Lunch Like a Lawmaker

The General Assembly Building’s new café is bringing fresh, affordable food downtown.

 

Woe is the plight of the downtown office worker.  Why should a respectable restaurateur set up shop in a part of town that only has foot traffic from 9 a.m. to 5 p.m. Monday through Friday — and after the pandemic and the rise of telework even less so?  Across America high rents and next to no residents often make this country’s downtowns into overpriced food deserts, but such a market failure makes for a perfect moment for the government to intervene.

After years of construction and inconveniences, the General Assembly Building on Broad Street finally opened last month.  Standing at 14 stories tall, featuring the perfectly preserved original 1912 façade, and boasting 414,884 square feet of offices, meeting rooms, and halls for hearings, the commonwealth has much to brag about.

With all eyes on the tunnels connecting to the Capital, the two-story grand atrium painted like a summer sky, and other amenities, however, folks have largely missed the gamechanger to the downtown dining scene that the building’s café represents.  Need one say more than “the only publicly-owned pizza oven in Virginia?”

Folks familiar with Meriwether’s earlier outposts in the Truist building or the kiosk in the Capitol are likely to be blown away by the elegance of the space, the variety of the offerings, and the affordability of the food. Since the General Assembly Building is home to the offices of the commonwealth’s 140 delegates and senators, one must go through a metal detector to access the ground floor café.

Spread across an elegantly neoclassical caféteria are 21 tables of varying sizes with views of the Capitol and its grounds, a statue of George Washington, and a sliver of the skyline.  Customers can place mobile orders for pickup, request their food and drinks via five kiosks in the caféteria, or order directly from the staff manning the half dozen stations.

In a corner by the entrance stands the coffee bar with marble countertops and a display case chock full of baked goods.  All of the coffee is regionally sourced from Chesapeake Coffee Roasters — surely a delight for overworked interns and java fiends long frustrated by surrounding shops’ odd hours and limited offerings. Milkshakes will soon join the menu here as soon as the industrial strength equipment arrives.

Virginians can soon expect lots of schmoozing in this space, according to executive chef Ken Bender.  “This is a space down the road where there will be a lot of special events,” he said.  “All the kiosks, tables, chairs, and coffee bar equipment can be moved for nice events that want to have a bar here.”

Meriwether’s Executive Chef Ken Bender. Photo by Scott Elmquist.

Those just looking for coffee can find the space open from 7:30 a.m. to 3 p.m. Breakfast is served from 7:30 – 10:30 a.m. and lunch from 11 a.m. to 3 p.m.  Dishes rotate daily based on what delicacies Bender can get his hands on for a good price.

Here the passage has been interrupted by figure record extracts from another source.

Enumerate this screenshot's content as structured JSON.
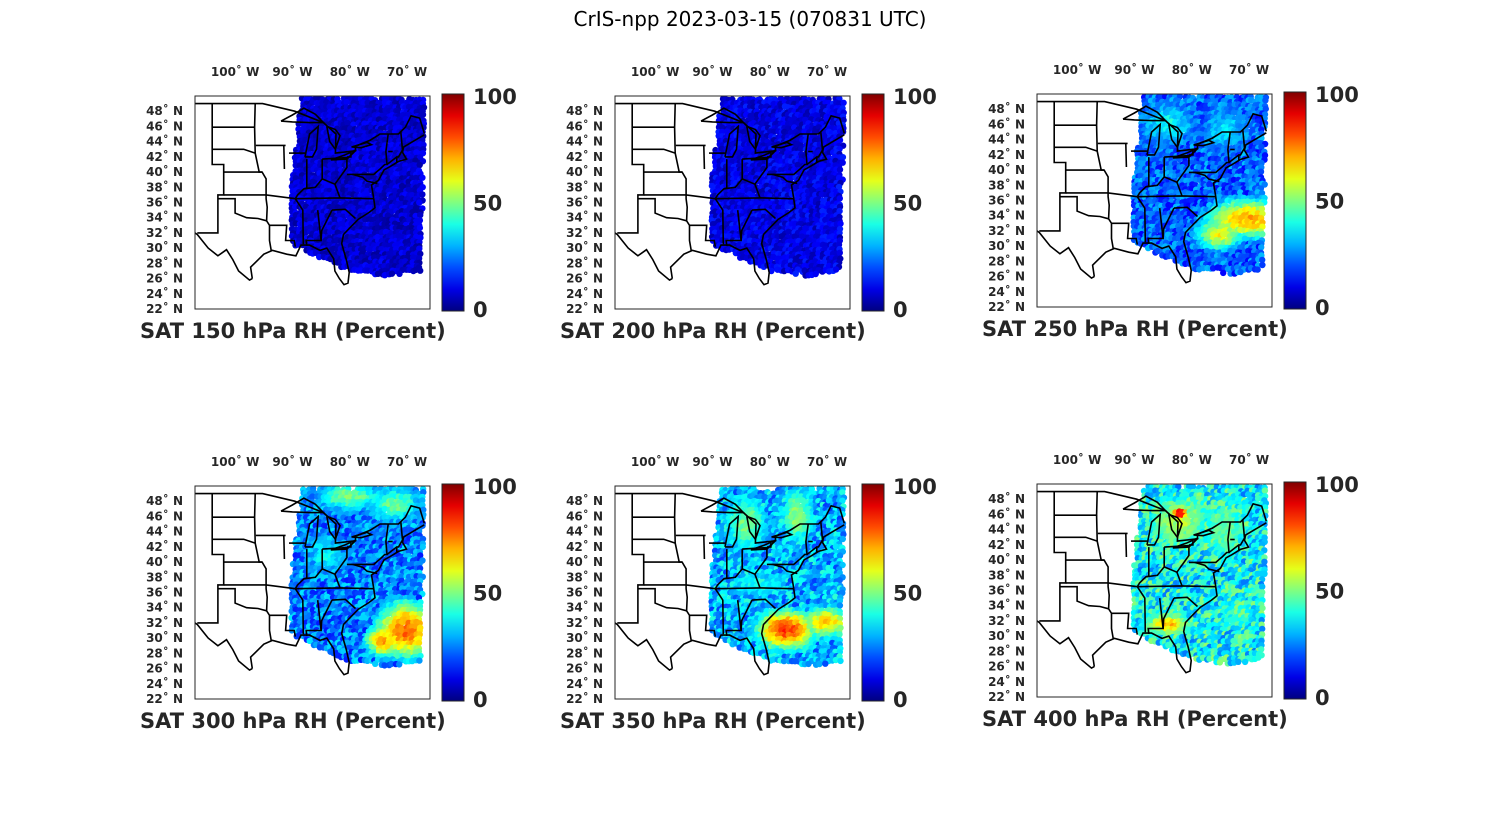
{
  "title": "CrIS-npp 2023-03-15 (070831 UTC)",
  "colormap": "jet",
  "colorbar": {
    "min": 0,
    "max": 100,
    "ticks": [
      "0",
      "50",
      "100"
    ]
  },
  "axes": {
    "lon_range": [
      -107,
      -66
    ],
    "lat_range": [
      22,
      50
    ],
    "lon_ticks": [
      {
        "value": -100,
        "deg": "100",
        "hemi": "W"
      },
      {
        "value": -90,
        "deg": "90",
        "hemi": "W"
      },
      {
        "value": -80,
        "deg": "80",
        "hemi": "W"
      },
      {
        "value": -70,
        "deg": "70",
        "hemi": "W"
      }
    ],
    "lat_ticks": [
      {
        "value": 48,
        "deg": "48",
        "hemi": "N"
      },
      {
        "value": 46,
        "deg": "46",
        "hemi": "N"
      },
      {
        "value": 44,
        "deg": "44",
        "hemi": "N"
      },
      {
        "value": 42,
        "deg": "42",
        "hemi": "N"
      },
      {
        "value": 40,
        "deg": "40",
        "hemi": "N"
      },
      {
        "value": 38,
        "deg": "38",
        "hemi": "N"
      },
      {
        "value": 36,
        "deg": "36",
        "hemi": "N"
      },
      {
        "value": 34,
        "deg": "34",
        "hemi": "N"
      },
      {
        "value": 32,
        "deg": "32",
        "hemi": "N"
      },
      {
        "value": 30,
        "deg": "30",
        "hemi": "N"
      },
      {
        "value": 28,
        "deg": "28",
        "hemi": "N"
      },
      {
        "value": 26,
        "deg": "26",
        "hemi": "N"
      },
      {
        "value": 24,
        "deg": "24",
        "hemi": "N"
      },
      {
        "value": 22,
        "deg": "22",
        "hemi": "N"
      }
    ]
  },
  "panels": [
    {
      "caption": "SAT 150 hPa RH (Percent)",
      "level_hpa": 150,
      "base_rh": 8,
      "features": []
    },
    {
      "caption": "SAT 200 hPa RH (Percent)",
      "level_hpa": 200,
      "base_rh": 10,
      "features": []
    },
    {
      "caption": "SAT 250 hPa RH (Percent)",
      "level_hpa": 250,
      "base_rh": 22,
      "features": [
        {
          "lon": -70,
          "lat": 33.5,
          "rx": 7,
          "ry": 2.5,
          "rh": 70
        },
        {
          "lon": -75,
          "lat": 31.5,
          "rx": 4,
          "ry": 2,
          "rh": 62
        },
        {
          "lon": -84,
          "lat": 46,
          "rx": 5,
          "ry": 3,
          "rh": 38
        },
        {
          "lon": -74,
          "lat": 45,
          "rx": 5,
          "ry": 3,
          "rh": 35
        }
      ]
    },
    {
      "caption": "SAT 300 hPa RH (Percent)",
      "level_hpa": 300,
      "base_rh": 25,
      "features": [
        {
          "lon": -70,
          "lat": 31,
          "rx": 5,
          "ry": 3.5,
          "rh": 78
        },
        {
          "lon": -74,
          "lat": 29.5,
          "rx": 3,
          "ry": 2,
          "rh": 72
        },
        {
          "lon": -80,
          "lat": 48.5,
          "rx": 6,
          "ry": 2,
          "rh": 50
        },
        {
          "lon": -72,
          "lat": 47.5,
          "rx": 5,
          "ry": 2.5,
          "rh": 48
        },
        {
          "lon": -84,
          "lat": 41,
          "rx": 4,
          "ry": 3,
          "rh": 38
        }
      ]
    },
    {
      "caption": "SAT 350 hPa RH (Percent)",
      "level_hpa": 350,
      "base_rh": 30,
      "features": [
        {
          "lon": -77,
          "lat": 31,
          "rx": 5,
          "ry": 2.5,
          "rh": 82
        },
        {
          "lon": -70,
          "lat": 32,
          "rx": 4,
          "ry": 2,
          "rh": 68
        },
        {
          "lon": -84,
          "lat": 45,
          "rx": 4,
          "ry": 4,
          "rh": 50
        },
        {
          "lon": -75,
          "lat": 46,
          "rx": 3,
          "ry": 4,
          "rh": 52
        },
        {
          "lon": -82,
          "lat": 37,
          "rx": 6,
          "ry": 2,
          "rh": 40
        }
      ]
    },
    {
      "caption": "SAT 400 hPa RH (Percent)",
      "level_hpa": 400,
      "base_rh": 38,
      "features": [
        {
          "lon": -82,
          "lat": 45,
          "rx": 6,
          "ry": 4,
          "rh": 55
        },
        {
          "lon": -74,
          "lat": 44,
          "rx": 5,
          "ry": 5,
          "rh": 48
        },
        {
          "lon": -84,
          "lat": 31.5,
          "rx": 4,
          "ry": 1.5,
          "rh": 70
        },
        {
          "lon": -82,
          "lat": 46,
          "rx": 1.5,
          "ry": 1,
          "rh": 90
        },
        {
          "lon": -72,
          "lat": 33,
          "rx": 5,
          "ry": 3,
          "rh": 42
        }
      ]
    }
  ]
}
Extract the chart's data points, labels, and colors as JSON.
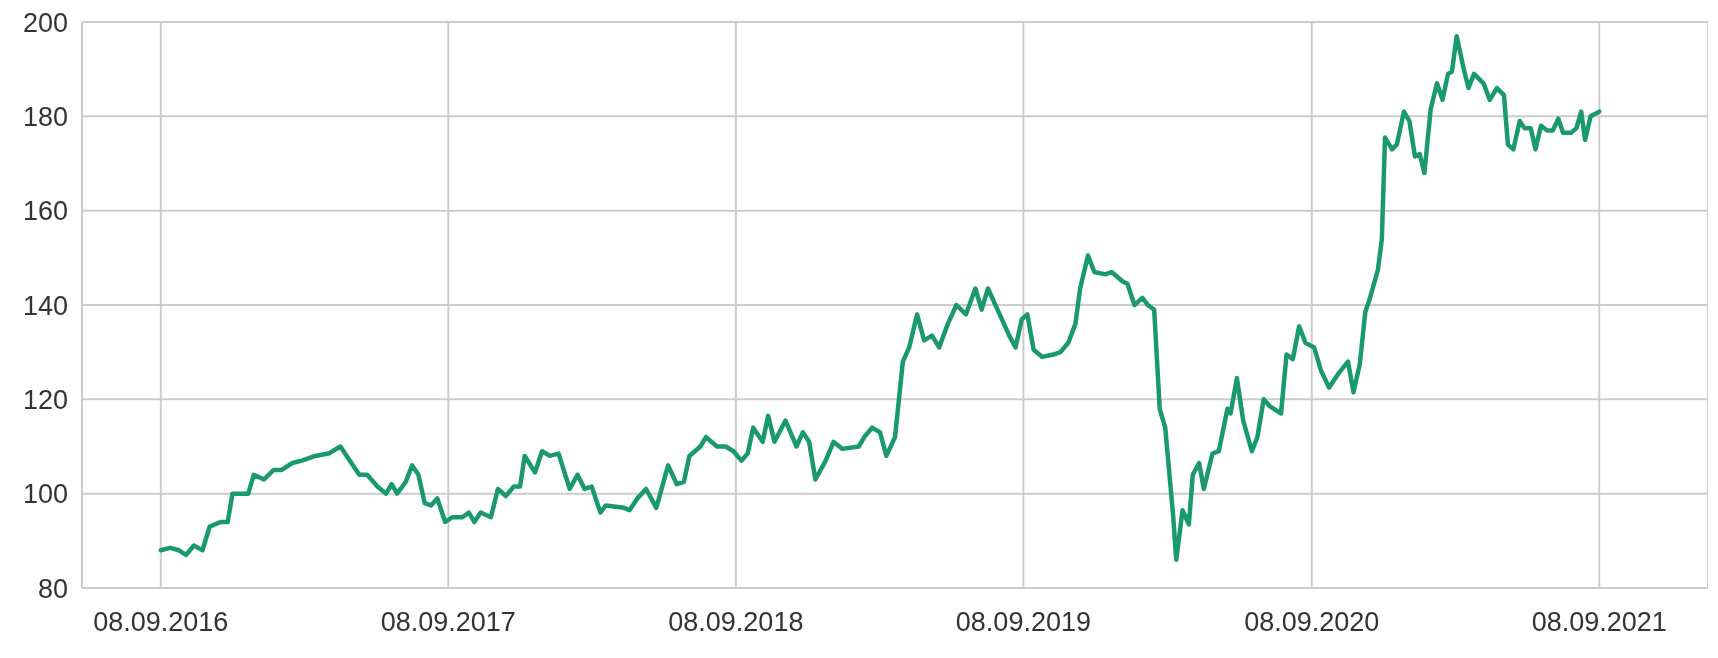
{
  "chart_data": {
    "type": "line",
    "x": [
      "2016-09-08",
      "2016-09-20",
      "2016-10-01",
      "2016-10-10",
      "2016-10-20",
      "2016-10-31",
      "2016-11-09",
      "2016-11-23",
      "2016-12-02",
      "2016-12-08",
      "2016-12-16",
      "2016-12-28",
      "2017-01-04",
      "2017-01-17",
      "2017-01-29",
      "2017-02-08",
      "2017-02-22",
      "2017-03-06",
      "2017-03-23",
      "2017-04-09",
      "2017-04-24",
      "2017-05-02",
      "2017-05-18",
      "2017-05-28",
      "2017-06-10",
      "2017-06-21",
      "2017-06-28",
      "2017-07-05",
      "2017-07-16",
      "2017-07-24",
      "2017-08-01",
      "2017-08-09",
      "2017-08-17",
      "2017-08-25",
      "2017-09-04",
      "2017-09-13",
      "2017-09-26",
      "2017-10-04",
      "2017-10-11",
      "2017-10-19",
      "2017-11-01",
      "2017-11-10",
      "2017-11-20",
      "2017-11-30",
      "2017-12-08",
      "2017-12-14",
      "2017-12-27",
      "2018-01-05",
      "2018-01-15",
      "2018-01-26",
      "2018-02-09",
      "2018-02-19",
      "2018-02-28",
      "2018-03-09",
      "2018-03-20",
      "2018-03-27",
      "2018-04-19",
      "2018-04-26",
      "2018-05-06",
      "2018-05-17",
      "2018-05-30",
      "2018-06-14",
      "2018-06-25",
      "2018-07-04",
      "2018-07-11",
      "2018-07-25",
      "2018-08-01",
      "2018-08-15",
      "2018-08-26",
      "2018-09-05",
      "2018-09-15",
      "2018-09-23",
      "2018-09-30",
      "2018-10-12",
      "2018-10-19",
      "2018-10-27",
      "2018-11-10",
      "2018-11-24",
      "2018-12-02",
      "2018-12-10",
      "2018-12-18",
      "2018-12-31",
      "2019-01-10",
      "2019-01-21",
      "2019-02-11",
      "2019-02-18",
      "2019-02-28",
      "2019-03-10",
      "2019-03-18",
      "2019-03-29",
      "2019-04-08",
      "2019-04-16",
      "2019-04-26",
      "2019-05-05",
      "2019-05-15",
      "2019-05-24",
      "2019-06-04",
      "2019-06-15",
      "2019-06-27",
      "2019-07-09",
      "2019-07-17",
      "2019-07-25",
      "2019-08-21",
      "2019-08-29",
      "2019-09-06",
      "2019-09-13",
      "2019-09-21",
      "2019-10-02",
      "2019-10-16",
      "2019-10-25",
      "2019-11-04",
      "2019-11-13",
      "2019-11-19",
      "2019-11-29",
      "2019-12-07",
      "2019-12-21",
      "2019-12-29",
      "2020-01-12",
      "2020-01-18",
      "2020-01-27",
      "2020-02-06",
      "2020-02-13",
      "2020-02-21",
      "2020-02-28",
      "2020-03-06",
      "2020-03-16",
      "2020-03-20",
      "2020-03-28",
      "2020-04-05",
      "2020-04-10",
      "2020-04-18",
      "2020-04-24",
      "2020-05-05",
      "2020-05-13",
      "2020-05-24",
      "2020-05-28",
      "2020-06-05",
      "2020-06-13",
      "2020-06-24",
      "2020-07-01",
      "2020-07-09",
      "2020-07-17",
      "2020-07-31",
      "2020-08-07",
      "2020-08-15",
      "2020-08-23",
      "2020-08-31",
      "2020-09-11",
      "2020-09-20",
      "2020-09-30",
      "2020-10-12",
      "2020-10-24",
      "2020-10-31",
      "2020-11-08",
      "2020-11-15",
      "2020-11-21",
      "2020-12-01",
      "2020-12-06",
      "2020-12-10",
      "2020-12-19",
      "2020-12-25",
      "2021-01-03",
      "2021-01-10",
      "2021-01-17",
      "2021-01-23",
      "2021-01-29",
      "2021-02-06",
      "2021-02-14",
      "2021-02-21",
      "2021-02-28",
      "2021-03-05",
      "2021-03-11",
      "2021-03-20",
      "2021-03-26",
      "2021-04-02",
      "2021-04-14",
      "2021-04-22",
      "2021-05-01",
      "2021-05-10",
      "2021-05-15",
      "2021-05-22",
      "2021-05-30",
      "2021-06-05",
      "2021-06-13",
      "2021-06-19",
      "2021-06-26",
      "2021-07-04",
      "2021-07-11",
      "2021-07-18",
      "2021-07-24",
      "2021-08-03",
      "2021-08-10",
      "2021-08-16",
      "2021-08-21",
      "2021-08-28",
      "2021-09-08"
    ],
    "series": [
      {
        "color": "#1a9a6c",
        "values": [
          88,
          88.5,
          88,
          87,
          89,
          88,
          93,
          94,
          94,
          100,
          100,
          100,
          104,
          103,
          105,
          105,
          106.5,
          107,
          108,
          108.5,
          110,
          108,
          104,
          104,
          101.5,
          100,
          102,
          100,
          102.5,
          106,
          104,
          98,
          97.5,
          99,
          94,
          95,
          95,
          96,
          94,
          96,
          95,
          101,
          99.5,
          101.5,
          101.5,
          108,
          104.5,
          109,
          108,
          108.5,
          101,
          104,
          101,
          101.5,
          96,
          97.5,
          97,
          96.5,
          99,
          101,
          97,
          106,
          102,
          102.5,
          108,
          110,
          112,
          110,
          110,
          109,
          107,
          108.5,
          114,
          111,
          116.5,
          111,
          115.5,
          110,
          113,
          111,
          103,
          107,
          111,
          109.5,
          110,
          112,
          114,
          113,
          108,
          112,
          128,
          131,
          138,
          132.5,
          133.5,
          131,
          136,
          140,
          138,
          143.5,
          139,
          143.5,
          133.5,
          131,
          137,
          138,
          130.5,
          129,
          129.5,
          130,
          132,
          136,
          143.5,
          150.5,
          147,
          146.5,
          147,
          145,
          144.5,
          140,
          141.5,
          140,
          139,
          118,
          114,
          95.5,
          86,
          96.5,
          93.5,
          104,
          106.5,
          101,
          108.5,
          109,
          118,
          117,
          124.5,
          115.5,
          109,
          112,
          120,
          118.5,
          117,
          129.5,
          128.5,
          135.5,
          132,
          131,
          126,
          122.5,
          125.5,
          128,
          121.5,
          127.5,
          138.5,
          141.5,
          147.5,
          154,
          175.5,
          173,
          174,
          181,
          179,
          171.5,
          172,
          168,
          181.5,
          187,
          183.5,
          189,
          189.5,
          197,
          190,
          186,
          189,
          187,
          183.5,
          186,
          184.5,
          174,
          173,
          179,
          177.5,
          177.5,
          173,
          178,
          177,
          177,
          179.5,
          176.5,
          176.5,
          177.5,
          181,
          175,
          180,
          181
        ]
      }
    ],
    "xlim": [
      "2016-05-31",
      "2022-01-24"
    ],
    "xticks": [
      {
        "value": "2016-09-08",
        "label": "08.09.2016"
      },
      {
        "value": "2017-09-08",
        "label": "08.09.2017"
      },
      {
        "value": "2018-09-08",
        "label": "08.09.2018"
      },
      {
        "value": "2019-09-08",
        "label": "08.09.2019"
      },
      {
        "value": "2020-09-08",
        "label": "08.09.2020"
      },
      {
        "value": "2021-09-08",
        "label": "08.09.2021"
      }
    ],
    "ylim": [
      80,
      200
    ],
    "yticks": [
      80,
      100,
      120,
      140,
      160,
      180,
      200
    ],
    "grid": true,
    "legend": false,
    "marker": "none",
    "line_style": "solid"
  }
}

Stations include a refrigerated case with grab-and-go items and parfaits, a full salad bar offering build-your-own greens and grains bowls, a grill station featuring everything from burgers to paninis, and a soup selection that varies from chicken corn chowder to sherried shrimp soup. Not to be missed is the “global comfort” station that changes directions daily – hopping from Greek gyros to Thai lettuce wraps, baby back ribs to enchiladas, to chicken piccata within one week.

The true star of the show, however, is the deck oven with four compartments that go up to 650 degrees to get the perfect crisp, crunch and chew on anything Bender’s crew bakes.  Casseroles and breads also get baked here, but pizza is where the team has channeled much of its passion so far. To avoid the waxy texture of much mass-produced pizza, Meriwether’s shreds their own three cheese blend of mozzarella, provolone, and fontina each morning.

“This is the oven of ovens for people who bake nice breads,” Bender says.  “We just want to do the oven justice.”

For now desserts are limited to just cookies, but a menu of housemade sweet treats is on the way as the team ramps up their offerings.  Since Meriwether’s doesn’t pay the state rent, the café is able to keep the vast majority of its meals under $10 including tax.

After serving an average of 600-700 people per day out of the old Truist building for the past 15 years, the upgraded space was long overdue. The team of chefs and servers that make Meriwether’s run seem ecstatic about their new home.

“It’s wonderful here,” Bender says. “As a chef, you sometimes get a brand new piece of equipment but never a brand new beautiful building, so we love this space.”

The General Assembly building is located at 201 N. 9th St. in downtown Richmond.